Ma chère fille,
Un détail de santé m’empêche de venir à Lyon aujourd’hui(1). Lundi j’ai l’adoration à l’Assomption, mardi une retraite(2). Je ne suis libre que le 23, car j’ai pris jour pour le 22 avec plusieurs personnes. Mais si vous ne pouvez venir, le P. V[incent] de P[aul] est tout à vos ordres, soit pour aller vous trouver, soit pour aller à R[ome]. Que je vous plains, ma chère fille, et que je prie pour vous!
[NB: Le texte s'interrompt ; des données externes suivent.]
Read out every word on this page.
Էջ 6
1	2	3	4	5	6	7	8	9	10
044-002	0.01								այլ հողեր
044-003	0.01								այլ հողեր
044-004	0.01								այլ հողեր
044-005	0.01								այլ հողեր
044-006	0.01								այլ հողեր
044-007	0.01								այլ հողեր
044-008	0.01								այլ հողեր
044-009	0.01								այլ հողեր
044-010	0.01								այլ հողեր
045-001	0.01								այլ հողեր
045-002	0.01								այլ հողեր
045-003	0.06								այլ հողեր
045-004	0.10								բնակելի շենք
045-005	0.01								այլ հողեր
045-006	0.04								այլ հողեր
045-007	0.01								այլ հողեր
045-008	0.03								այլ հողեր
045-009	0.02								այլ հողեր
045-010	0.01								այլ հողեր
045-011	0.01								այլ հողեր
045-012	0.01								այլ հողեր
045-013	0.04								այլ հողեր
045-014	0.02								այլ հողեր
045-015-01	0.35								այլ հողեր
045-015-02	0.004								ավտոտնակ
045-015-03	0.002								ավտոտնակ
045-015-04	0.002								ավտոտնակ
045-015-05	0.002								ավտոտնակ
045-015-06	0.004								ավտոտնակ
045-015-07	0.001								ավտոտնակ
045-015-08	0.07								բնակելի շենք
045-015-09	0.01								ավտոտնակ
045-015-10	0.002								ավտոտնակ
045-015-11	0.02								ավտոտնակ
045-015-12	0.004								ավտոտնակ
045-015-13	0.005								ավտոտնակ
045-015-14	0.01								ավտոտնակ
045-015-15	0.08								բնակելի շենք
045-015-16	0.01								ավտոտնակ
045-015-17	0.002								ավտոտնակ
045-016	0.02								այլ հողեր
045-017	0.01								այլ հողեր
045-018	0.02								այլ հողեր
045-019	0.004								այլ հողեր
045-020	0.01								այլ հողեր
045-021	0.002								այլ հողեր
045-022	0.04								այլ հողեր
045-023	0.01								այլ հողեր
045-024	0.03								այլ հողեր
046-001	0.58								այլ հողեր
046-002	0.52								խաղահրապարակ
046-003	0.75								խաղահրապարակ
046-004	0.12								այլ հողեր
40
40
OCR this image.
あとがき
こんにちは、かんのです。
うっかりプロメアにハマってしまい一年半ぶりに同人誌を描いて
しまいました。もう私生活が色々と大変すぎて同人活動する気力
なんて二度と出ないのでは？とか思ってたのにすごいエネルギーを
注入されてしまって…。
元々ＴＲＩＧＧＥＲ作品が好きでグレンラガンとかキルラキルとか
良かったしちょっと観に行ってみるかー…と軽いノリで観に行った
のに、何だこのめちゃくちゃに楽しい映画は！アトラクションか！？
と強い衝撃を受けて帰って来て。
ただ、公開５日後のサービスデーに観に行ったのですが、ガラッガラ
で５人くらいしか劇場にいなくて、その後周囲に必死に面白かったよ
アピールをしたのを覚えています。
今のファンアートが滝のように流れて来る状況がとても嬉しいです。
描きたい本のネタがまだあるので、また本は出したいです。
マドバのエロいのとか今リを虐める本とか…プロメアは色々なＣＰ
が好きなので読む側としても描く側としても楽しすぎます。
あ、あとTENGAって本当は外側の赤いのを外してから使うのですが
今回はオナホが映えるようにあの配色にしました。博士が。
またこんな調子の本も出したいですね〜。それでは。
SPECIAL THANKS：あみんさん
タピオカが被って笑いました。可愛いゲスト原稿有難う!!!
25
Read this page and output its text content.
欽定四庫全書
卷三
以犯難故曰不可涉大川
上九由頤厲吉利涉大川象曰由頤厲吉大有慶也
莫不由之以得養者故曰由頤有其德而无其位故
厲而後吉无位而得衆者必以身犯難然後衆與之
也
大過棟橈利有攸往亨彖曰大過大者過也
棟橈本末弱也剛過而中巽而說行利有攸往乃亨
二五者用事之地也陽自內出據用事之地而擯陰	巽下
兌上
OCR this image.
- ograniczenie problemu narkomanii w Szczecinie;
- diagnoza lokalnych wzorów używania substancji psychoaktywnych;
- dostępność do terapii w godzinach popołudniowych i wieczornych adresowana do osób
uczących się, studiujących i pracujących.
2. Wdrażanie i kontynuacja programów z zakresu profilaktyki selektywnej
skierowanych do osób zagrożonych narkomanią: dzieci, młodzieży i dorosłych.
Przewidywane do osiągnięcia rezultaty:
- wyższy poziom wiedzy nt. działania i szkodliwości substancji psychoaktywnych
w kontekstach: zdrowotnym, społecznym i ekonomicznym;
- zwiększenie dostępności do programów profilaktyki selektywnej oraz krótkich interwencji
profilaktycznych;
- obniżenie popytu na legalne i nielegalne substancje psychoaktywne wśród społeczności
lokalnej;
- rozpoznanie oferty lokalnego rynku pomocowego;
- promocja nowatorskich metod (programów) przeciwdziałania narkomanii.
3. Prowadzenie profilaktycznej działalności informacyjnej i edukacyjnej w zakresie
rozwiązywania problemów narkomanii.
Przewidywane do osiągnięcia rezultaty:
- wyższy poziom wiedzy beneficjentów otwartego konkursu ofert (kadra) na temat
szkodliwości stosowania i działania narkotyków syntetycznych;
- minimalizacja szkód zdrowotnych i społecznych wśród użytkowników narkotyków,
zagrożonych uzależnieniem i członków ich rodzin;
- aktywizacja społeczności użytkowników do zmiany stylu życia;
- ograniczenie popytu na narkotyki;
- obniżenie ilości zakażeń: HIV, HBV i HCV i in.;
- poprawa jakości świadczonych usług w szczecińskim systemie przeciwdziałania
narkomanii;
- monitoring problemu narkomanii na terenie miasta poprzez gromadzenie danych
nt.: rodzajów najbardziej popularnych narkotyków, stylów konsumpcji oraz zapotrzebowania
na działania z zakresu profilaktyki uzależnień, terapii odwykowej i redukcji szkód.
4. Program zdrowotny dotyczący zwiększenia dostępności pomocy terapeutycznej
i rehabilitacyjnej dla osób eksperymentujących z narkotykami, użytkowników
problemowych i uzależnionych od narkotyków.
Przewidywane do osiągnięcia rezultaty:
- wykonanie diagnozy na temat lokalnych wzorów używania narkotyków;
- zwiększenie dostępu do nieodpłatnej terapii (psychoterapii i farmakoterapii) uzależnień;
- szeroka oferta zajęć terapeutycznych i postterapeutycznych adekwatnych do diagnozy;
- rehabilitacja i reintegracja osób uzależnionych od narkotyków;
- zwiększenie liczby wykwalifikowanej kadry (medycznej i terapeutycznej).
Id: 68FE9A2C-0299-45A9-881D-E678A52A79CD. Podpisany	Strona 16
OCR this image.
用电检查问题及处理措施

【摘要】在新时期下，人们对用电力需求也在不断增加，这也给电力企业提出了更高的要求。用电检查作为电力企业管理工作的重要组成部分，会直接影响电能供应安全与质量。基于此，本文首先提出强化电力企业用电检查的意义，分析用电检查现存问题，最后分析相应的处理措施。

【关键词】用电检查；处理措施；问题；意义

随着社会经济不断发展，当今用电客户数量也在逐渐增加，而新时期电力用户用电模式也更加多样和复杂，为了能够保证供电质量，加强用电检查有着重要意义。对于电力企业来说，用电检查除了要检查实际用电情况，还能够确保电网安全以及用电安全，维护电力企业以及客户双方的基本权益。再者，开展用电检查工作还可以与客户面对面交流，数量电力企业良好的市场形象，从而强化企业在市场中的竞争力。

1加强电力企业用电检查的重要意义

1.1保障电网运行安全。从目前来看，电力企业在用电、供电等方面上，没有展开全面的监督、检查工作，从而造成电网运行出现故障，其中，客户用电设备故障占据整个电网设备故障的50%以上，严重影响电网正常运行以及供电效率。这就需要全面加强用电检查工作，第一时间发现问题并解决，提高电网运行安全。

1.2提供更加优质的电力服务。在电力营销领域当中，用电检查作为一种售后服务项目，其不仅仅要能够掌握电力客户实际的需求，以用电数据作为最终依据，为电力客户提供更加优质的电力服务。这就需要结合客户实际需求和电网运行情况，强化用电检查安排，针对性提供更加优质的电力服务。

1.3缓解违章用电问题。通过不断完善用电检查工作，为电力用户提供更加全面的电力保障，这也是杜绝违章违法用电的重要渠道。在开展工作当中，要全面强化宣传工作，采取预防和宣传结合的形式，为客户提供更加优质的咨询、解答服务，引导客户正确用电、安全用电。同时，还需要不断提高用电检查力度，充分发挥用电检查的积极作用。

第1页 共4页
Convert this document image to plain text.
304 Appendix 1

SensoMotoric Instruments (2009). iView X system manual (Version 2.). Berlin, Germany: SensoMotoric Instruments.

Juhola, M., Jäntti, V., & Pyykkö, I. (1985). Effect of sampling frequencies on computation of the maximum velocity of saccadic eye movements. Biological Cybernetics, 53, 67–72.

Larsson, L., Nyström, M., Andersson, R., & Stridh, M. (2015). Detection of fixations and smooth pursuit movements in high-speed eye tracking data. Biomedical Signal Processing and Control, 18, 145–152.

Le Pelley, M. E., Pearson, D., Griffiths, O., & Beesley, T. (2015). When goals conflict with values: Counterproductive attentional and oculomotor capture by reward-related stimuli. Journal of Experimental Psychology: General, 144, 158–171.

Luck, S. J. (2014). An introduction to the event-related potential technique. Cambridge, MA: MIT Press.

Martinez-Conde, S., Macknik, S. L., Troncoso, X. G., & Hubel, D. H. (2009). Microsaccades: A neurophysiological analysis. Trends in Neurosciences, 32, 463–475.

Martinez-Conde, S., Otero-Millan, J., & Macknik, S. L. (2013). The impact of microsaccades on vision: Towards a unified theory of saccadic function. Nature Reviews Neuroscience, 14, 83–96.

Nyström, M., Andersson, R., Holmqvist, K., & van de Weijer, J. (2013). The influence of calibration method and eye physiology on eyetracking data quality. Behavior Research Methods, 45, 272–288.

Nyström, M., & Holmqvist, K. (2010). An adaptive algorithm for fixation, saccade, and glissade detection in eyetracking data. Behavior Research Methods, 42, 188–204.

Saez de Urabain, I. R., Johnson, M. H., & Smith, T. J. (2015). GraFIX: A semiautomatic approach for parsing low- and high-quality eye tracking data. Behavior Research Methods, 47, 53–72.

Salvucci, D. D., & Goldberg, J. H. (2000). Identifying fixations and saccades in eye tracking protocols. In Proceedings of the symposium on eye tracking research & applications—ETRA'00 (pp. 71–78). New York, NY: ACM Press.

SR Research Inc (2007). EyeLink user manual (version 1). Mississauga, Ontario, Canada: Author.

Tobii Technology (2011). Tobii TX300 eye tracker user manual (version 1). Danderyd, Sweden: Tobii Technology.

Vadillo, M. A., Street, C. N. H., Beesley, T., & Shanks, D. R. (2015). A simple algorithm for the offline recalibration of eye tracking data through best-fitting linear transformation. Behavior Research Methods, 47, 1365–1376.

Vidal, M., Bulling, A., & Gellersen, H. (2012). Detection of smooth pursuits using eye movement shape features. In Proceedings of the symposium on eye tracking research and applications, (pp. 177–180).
Votre lettre à l’archevêque me semble parfaite et doit être la dernière pièce du Mémoire(3). Mon opinion est que vous devez conclure là votre justification. Le P. Vincent de Paul partant avec ce Mémoire, une supérieure particulière nommée à Paris, vous déclarant qu’il est impossible de rester à Auteuil en face de Soeur M.-Joseph, ou l’on cédera à l’archevêché ou vous aurez le droit et de vous tenir loin et de demander l’érection d’un second noviciat. Votre absence de Paris ne m’effraie pas outre mesure. Plusieurs fondateurs se sont trouvés en situation semblable. M. Véron voudrait-il par hasard vous empêcher de visiter vos maisons? Ceci passerait toute permission. Faites donc vos visites, mettant du temps partout.
Pendant ce temps il se fera un travail à Auteuil. Vous comprenez que la vie n’y sera pas douce par la force des choses, et, quant à moi, je prévois que Soeur M.-Joseph ne sera pas renvoyée, mais demandera de sortir(4), et après elle quelques autres. Ce sera impossible autrement. Quant à une nouvelle modification de vos règles dans le sens V[éron], je n’en ai pas la moindre peur. Il est évident que de tout ceci il résultera un bien, c’est qu’il faudra mettre dans vos règles que la supérieure g[énéra]le dépendant comme religieuse de tous les évêques, dans les diocèses de qui elle réside pour les maisons qu’elle visite ou dans lesquels elle séjourne, comme supérieure g[énéra]le relève immédiatement du Saint-Siège, afin d’éviter les ennuis qu’elle aurait avec l’évêque de la maison particulière, si celui-ci voulait à propos de cette maison trop peser sur le gouvernement général. Je suis sûr que dans les circonstances présentes cela sera parfaitement compris à Rome.
Je crois que, pour revenir au Mémoire, il est très utile de le dater de Lyon(5). Le P. V[incent] de P[aul] dira que vous vous y êtes retirée, votre séjour à Paris étant impossible. Adieu, ma chère fille. Croyez que je pense sans cesse à vos préoccupations si douloureuses, bien que la position me semble toujours excellente.